Health Care’s Hidden Headache: More 1099 Forms on Tap

I'm leaching this article 100% from the Society of American Florists newsletter since it's so well written and too important to not share.

Health Care’s Hidden Headache: More 1099 Forms on Tap
By Drew Gruenburg
SAF is working on Capitol Hill to repeal the law that would mandate that all business owners issue more 1099s for what they buy from vendors.

As part of the health care reform law, beginning Jan. 1, 2012, small businesses must issue 1099 forms to individuals or companies from whom they purchase more than $600 worth of goods or services. Under current rules, most payments to corporations are exempt from 1099 reporting requirements; the form is mainly used to report money paid to independent contractors or freelancers for services.

Business owners will also have to get a Taxpayer Identification Number (TIN) from all vendors. Without a TIN, businesses can withhold payment.

Under the new law, 64 percent of respondents to an SAF survey anticipate issuing 50 or more 1099 forms. Under existing law, 4 percent of respondents currently issue 50 or more 1099 forms.

Rep. Dan Lungren (R-3-CA) has introduced H.R. 5141, The Small Business Paperwork Mandate Elimination Act, to repeal the new requirement.
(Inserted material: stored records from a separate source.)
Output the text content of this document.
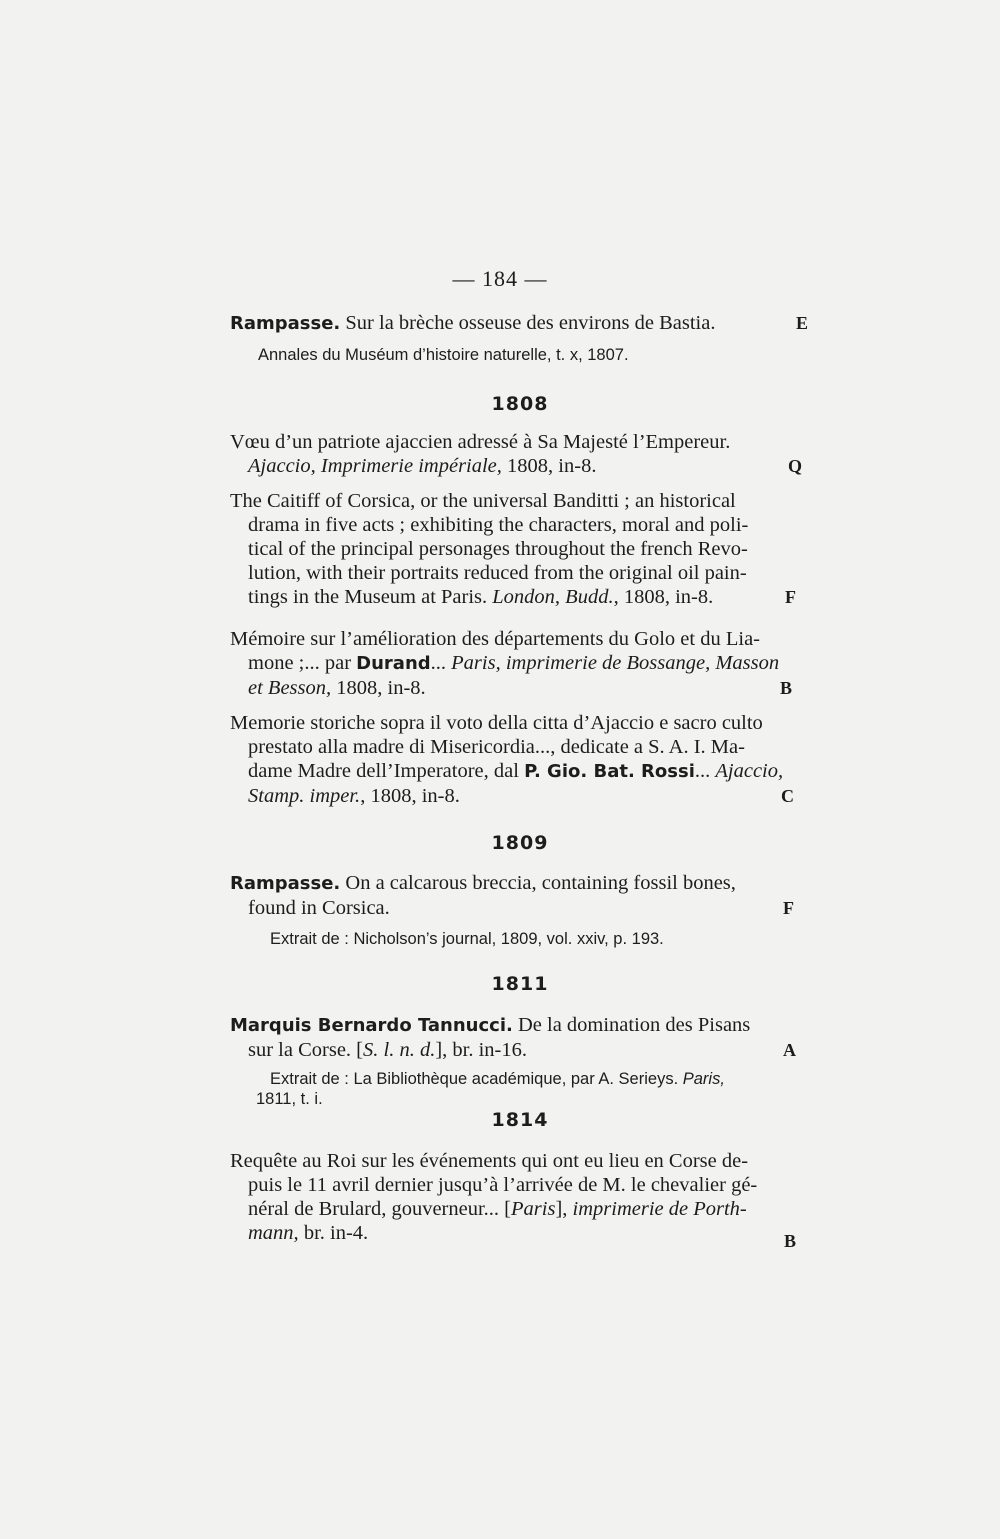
— 184 —
Rampasse. Sur la brèche osseuse des environs de Bastia.	E
Annales du Muséum d’histoire naturelle, t. x, 1807.
1808
Vœu d’un patriote ajaccien adressé à Sa Majesté l’Empereur.
Ajaccio, Imprimerie impériale, 1808, in-8.	Q
The Caitiff of Corsica, or the universal Banditti ; an historical
drama in five acts ; exhibiting the characters, moral and poli-
tical of the principal personages throughout the french Revo-
lution, with their portraits reduced from the original oil pain-
tings in the Museum at Paris. London, Budd., 1808, in-8.	F
Mémoire sur l’amélioration des départements du Golo et du Lia-
mone ;... par Durand... Paris, imprimerie de Bossange, Masson
et Besson, 1808, in-8.	B
Memorie storiche sopra il voto della citta d’Ajaccio e sacro culto
prestato alla madre di Misericordia..., dedicate a S. A. I. Ma-
dame Madre dell’Imperatore, dal P. Gio. Bat. Rossi... Ajaccio,
Stamp. imper., 1808, in-8.	C
1809
Rampasse. On a calcarous breccia, containing fossil bones,
found in Corsica.	F
Extrait de : Nicholson’s journal, 1809, vol. xxiv, p. 193.
1811
Marquis Bernardo Tannucci. De la domination des Pisans
sur la Corse. [S. l. n. d.], br. in-16.	A
Extrait de : La Bibliothèque académique, par A. Serieys. Paris,
1811, t. i.
1814
Requête au Roi sur les événements qui ont eu lieu en Corse de-
puis le 11 avril dernier jusqu’à l’arrivée de M. le chevalier gé-
néral de Brulard, gouverneur... [Paris], imprimerie de Porth-
mann, br. in-4.	B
“SAF supports this bill and will work toward its passage,” said Jeanne Ramsay, SAF’s senior director of government relations. “But also, through SAF’s participation in coalitions, meetings have been held with the Treasury Department and the Small Business Administration to explain the impact on small businesses.”

Here are some examples of situations in which a business will have to issue a 1099 to the appropriate vendor (for expenses exceeding $600), beginning in 2012, unless the law is repealed:

    * space rentals from a corporate landlord
    * educational seminars hosted by a corporation
    * inventory purchases from a supplier
    * trade show lodging at a corporate hotel
    * business airfare
    * holiday parties held at a restaurant operated as a corporation,
    * office supply purchases for copier ink and paper
    * gas station purchases

Businesses must file a 1099 once it once the expense exceeds $600 during a calendar year.

This new law was put into place to help pay for the cost of health care reform and to help ease the “tax gap” — the gap between what is supposed to be paid in taxes to the IRS and what the IRS is actually collecting. Some estimate the tax gap is $350 billion a year.

H.R. 5141 currently has 71 cosponsors and has been referred to the House Ways and Means Committee.